Faya Millimono, leader du Bloc libéral
Faya Millimono, leader du Bloc libéral

Le président du Bloc Libéral Dr Faya Millimono a animé une conférence de presse au Siège du BL situé dans le quartier de Yembeya, commune de Ratoma. Il a été question de se prononcer sur le scrutin du 04 février dernier et de donner son point de vue sur les violences post-électorales en Guinée.

Selon le leader du Blonc Libéral, son parti condamne avec la dernière énergie toute violence enregistrée en Guinée et surtout en cette période post-électorale. Dr Faya Millimono condamne par la même occasion, tout discours ethnique comme ils l’ont constaté dans les temps qui courent.

Pour lui, le recours à la race ou à l’ethnie est pour les hommes faibles, des incompétents. Il a profité de l’occasion pour en rappeler au sens de responsabilité les uns et les autres. Il en n’a appelé à la paix mais surtout à la justice car c’est par la justice qu’ils vont construire la paix dans le pays.

Les élections communales du 04 février dernier, contrairement à ce qui a été souhaité ont été émaillées de beaucoup d’irrégularités. « Le premier responsable de ces irrégularités d’abord c’est la CENI, au niveau central comme au niveau local, elle a été complice des fraudes constatés. Elle est responsable aussi des violences que nous déplorons aujourd’hui », a-t-il accusé.

Il a poursuivi son intervention en dénonçant que le deuxième responsable de l’échec de ces élections c’est le gouvernement. « Nous sommes une république qui est encadrée par une constitution et par les lois. En violation de l’article 26 de notre constitution, nous avons vécus l’arrêt de toute activité du gouvernement pour aller en campagne à l’intérieur du pays avec l’argent de l’Etat. Il faut avec force dénoncer cela, condamner cela parce que c’est de nature à nous empêcher de construire le rêve d’une société libre et démocratique. Nous avons été très déçus par ce comportement là et les élections telles que nous les avons vécus étaient illégales. Les uns ont utilisé ce qui appartient à tous et nous autres, nous devrions compter uniquement sur les maigres moyens que nous disposions. Malgré tout, nous sommes encore troublés par ce que les résultats ont donné », a ajouté M. Millionmono.

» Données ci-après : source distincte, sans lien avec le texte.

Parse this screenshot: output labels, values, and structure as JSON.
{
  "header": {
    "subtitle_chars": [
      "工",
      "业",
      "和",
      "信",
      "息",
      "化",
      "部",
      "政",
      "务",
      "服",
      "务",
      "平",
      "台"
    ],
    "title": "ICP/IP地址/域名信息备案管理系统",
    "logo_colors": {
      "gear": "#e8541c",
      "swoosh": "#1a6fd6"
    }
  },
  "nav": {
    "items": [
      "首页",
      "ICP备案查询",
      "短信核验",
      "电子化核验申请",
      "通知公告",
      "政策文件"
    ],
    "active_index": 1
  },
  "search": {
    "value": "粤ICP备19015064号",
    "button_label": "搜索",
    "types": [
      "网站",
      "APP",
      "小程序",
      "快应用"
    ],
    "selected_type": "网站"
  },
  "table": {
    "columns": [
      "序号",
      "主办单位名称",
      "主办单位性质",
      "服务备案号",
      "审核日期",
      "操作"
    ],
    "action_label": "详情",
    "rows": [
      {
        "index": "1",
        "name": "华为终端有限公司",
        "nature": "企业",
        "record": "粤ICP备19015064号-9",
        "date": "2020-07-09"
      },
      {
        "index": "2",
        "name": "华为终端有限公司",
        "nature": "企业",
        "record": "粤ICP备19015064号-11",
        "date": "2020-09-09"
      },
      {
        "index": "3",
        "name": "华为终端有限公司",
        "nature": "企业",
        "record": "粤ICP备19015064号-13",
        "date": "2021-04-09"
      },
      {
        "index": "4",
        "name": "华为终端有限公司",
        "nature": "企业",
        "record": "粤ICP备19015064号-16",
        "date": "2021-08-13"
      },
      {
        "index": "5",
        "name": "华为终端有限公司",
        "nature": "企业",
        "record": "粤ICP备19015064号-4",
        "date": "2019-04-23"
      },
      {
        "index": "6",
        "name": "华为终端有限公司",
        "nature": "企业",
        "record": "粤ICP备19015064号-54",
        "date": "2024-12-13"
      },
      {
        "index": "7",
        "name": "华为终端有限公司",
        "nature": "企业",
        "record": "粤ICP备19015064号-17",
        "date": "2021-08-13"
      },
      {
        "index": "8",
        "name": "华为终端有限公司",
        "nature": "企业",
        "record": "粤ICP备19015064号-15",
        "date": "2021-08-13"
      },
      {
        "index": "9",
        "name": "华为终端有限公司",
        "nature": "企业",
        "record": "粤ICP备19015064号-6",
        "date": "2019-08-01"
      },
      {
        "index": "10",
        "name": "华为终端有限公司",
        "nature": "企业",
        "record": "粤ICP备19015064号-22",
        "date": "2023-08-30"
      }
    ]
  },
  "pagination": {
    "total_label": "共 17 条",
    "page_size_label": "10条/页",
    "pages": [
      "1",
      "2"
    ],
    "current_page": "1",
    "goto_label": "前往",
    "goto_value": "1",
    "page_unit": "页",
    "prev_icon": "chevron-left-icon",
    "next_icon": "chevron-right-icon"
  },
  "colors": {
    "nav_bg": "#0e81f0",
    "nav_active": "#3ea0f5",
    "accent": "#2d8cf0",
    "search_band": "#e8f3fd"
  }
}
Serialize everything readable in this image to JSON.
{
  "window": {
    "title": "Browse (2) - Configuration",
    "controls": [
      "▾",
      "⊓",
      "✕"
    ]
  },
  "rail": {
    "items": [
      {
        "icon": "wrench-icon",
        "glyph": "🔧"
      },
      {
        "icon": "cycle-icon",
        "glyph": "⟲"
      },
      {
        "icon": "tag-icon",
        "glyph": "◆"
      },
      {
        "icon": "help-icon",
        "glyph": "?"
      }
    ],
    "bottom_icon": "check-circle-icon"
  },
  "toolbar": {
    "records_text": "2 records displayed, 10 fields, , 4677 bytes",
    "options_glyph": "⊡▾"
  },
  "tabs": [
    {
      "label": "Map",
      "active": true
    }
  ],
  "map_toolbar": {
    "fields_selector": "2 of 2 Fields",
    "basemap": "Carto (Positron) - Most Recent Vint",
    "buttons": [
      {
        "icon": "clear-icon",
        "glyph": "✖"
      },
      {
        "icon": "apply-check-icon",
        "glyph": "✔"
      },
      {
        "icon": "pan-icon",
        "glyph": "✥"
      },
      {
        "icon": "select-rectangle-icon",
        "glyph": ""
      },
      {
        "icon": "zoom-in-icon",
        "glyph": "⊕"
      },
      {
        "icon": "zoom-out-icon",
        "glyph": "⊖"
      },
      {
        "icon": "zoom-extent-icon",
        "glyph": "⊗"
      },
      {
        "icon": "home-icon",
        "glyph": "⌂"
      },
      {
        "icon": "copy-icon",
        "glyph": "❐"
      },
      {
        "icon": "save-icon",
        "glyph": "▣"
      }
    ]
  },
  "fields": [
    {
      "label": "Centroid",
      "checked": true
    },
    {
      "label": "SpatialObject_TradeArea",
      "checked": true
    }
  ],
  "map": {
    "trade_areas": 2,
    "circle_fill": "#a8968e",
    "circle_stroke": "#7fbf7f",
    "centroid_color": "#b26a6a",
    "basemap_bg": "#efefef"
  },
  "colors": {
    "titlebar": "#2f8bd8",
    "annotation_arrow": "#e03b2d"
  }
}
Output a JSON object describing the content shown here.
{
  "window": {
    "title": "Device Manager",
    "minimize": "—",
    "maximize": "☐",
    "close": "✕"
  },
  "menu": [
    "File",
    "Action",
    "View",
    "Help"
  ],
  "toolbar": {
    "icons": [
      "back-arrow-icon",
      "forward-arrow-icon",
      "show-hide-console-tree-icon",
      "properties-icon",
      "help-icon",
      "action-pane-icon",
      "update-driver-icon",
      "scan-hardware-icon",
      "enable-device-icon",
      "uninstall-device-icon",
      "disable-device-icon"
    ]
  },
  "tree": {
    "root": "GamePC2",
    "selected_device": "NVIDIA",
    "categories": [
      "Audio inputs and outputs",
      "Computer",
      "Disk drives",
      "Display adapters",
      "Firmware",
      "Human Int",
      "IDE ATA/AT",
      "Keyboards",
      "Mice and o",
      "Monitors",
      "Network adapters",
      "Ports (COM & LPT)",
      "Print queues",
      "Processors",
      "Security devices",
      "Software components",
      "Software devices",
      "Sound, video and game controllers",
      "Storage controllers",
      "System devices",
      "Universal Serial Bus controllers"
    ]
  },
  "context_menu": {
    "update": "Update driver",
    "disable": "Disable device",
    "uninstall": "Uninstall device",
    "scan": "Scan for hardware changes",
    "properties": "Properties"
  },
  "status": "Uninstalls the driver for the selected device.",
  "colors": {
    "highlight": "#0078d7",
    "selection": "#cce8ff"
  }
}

Ensuite, il a indexé comme troisième responsable de ce qu’ils déplorent et condamnons aujourd’hui, est l’appareil judiciaire. Pour lui, comme toujours, il a manqué à son devoir républicain. « Le Bloc Libéral comme beaucoup d’autres entités d’ailleurs  est victime de délit de justice dans plusieurs circonscriptions, c’est le cas de Yomou, de Lola, de Guéckédou et plusieurs autres circonscriptions. C’est des choses que nous continuerons à condamner avec force », s’est-il plaint avant de signaler qu’il a à plusieurs reprises, personnellement interpelé le ministre d’Etat à la justice   pour porter à sa connaissance le comportement  irresponsable, antirépublicaine de ceux qu’on appel abusivement  des magistrats parce que quand un magistrat ne peut pas interpréter la loi, ce n’est qu’un criminel en puissance.  C’est sont des responsables de toutes les violences qui sont en train de se passer aujourd’hui dans le pays.

La suite de ses accusations indique les certains responsables politiques, « d’autres responsables que nous somme en train de vivre, c’est l’irresponsabilité des acteurs qui s’adressent au peuple de Guinée par la voix haineux. Nous avons entendu des discours qui n’étaient pas digne des hommes politiques responsables ou des acteurs sociaux responsables.

On n’a pas besoin de cultiver la haine, on n’a pas besoin de rappeler que nous sommes des ethnies différentes. Nous sommes peut être de plusieurs ethnies, de confection religieuse différente, de plusieurs régions de ce pays, mais nous appartenons tous à la Guinée, c’est celle la que nous voulons construire et nous sommes tous condamnés de vivre dans ce pays, dans l’harmonie, si non nous allons tous mourir comme des idiots ». 

Le Bloc Libéral condamne ces discours haineux et il a profité de l’occasion pour interpeler l’Etat de prendre les dispositions parce que pour Dr Faya Millimono, ces discours haineux, c’est d’abord les acteurs proches du pouvoir qui commencent à les proférer parce que c’est sont eux qui bénéficient d’une impunité totale et c’est ce qui encourage d’ailleurs d’autres de continuer à s’aimer cette haine.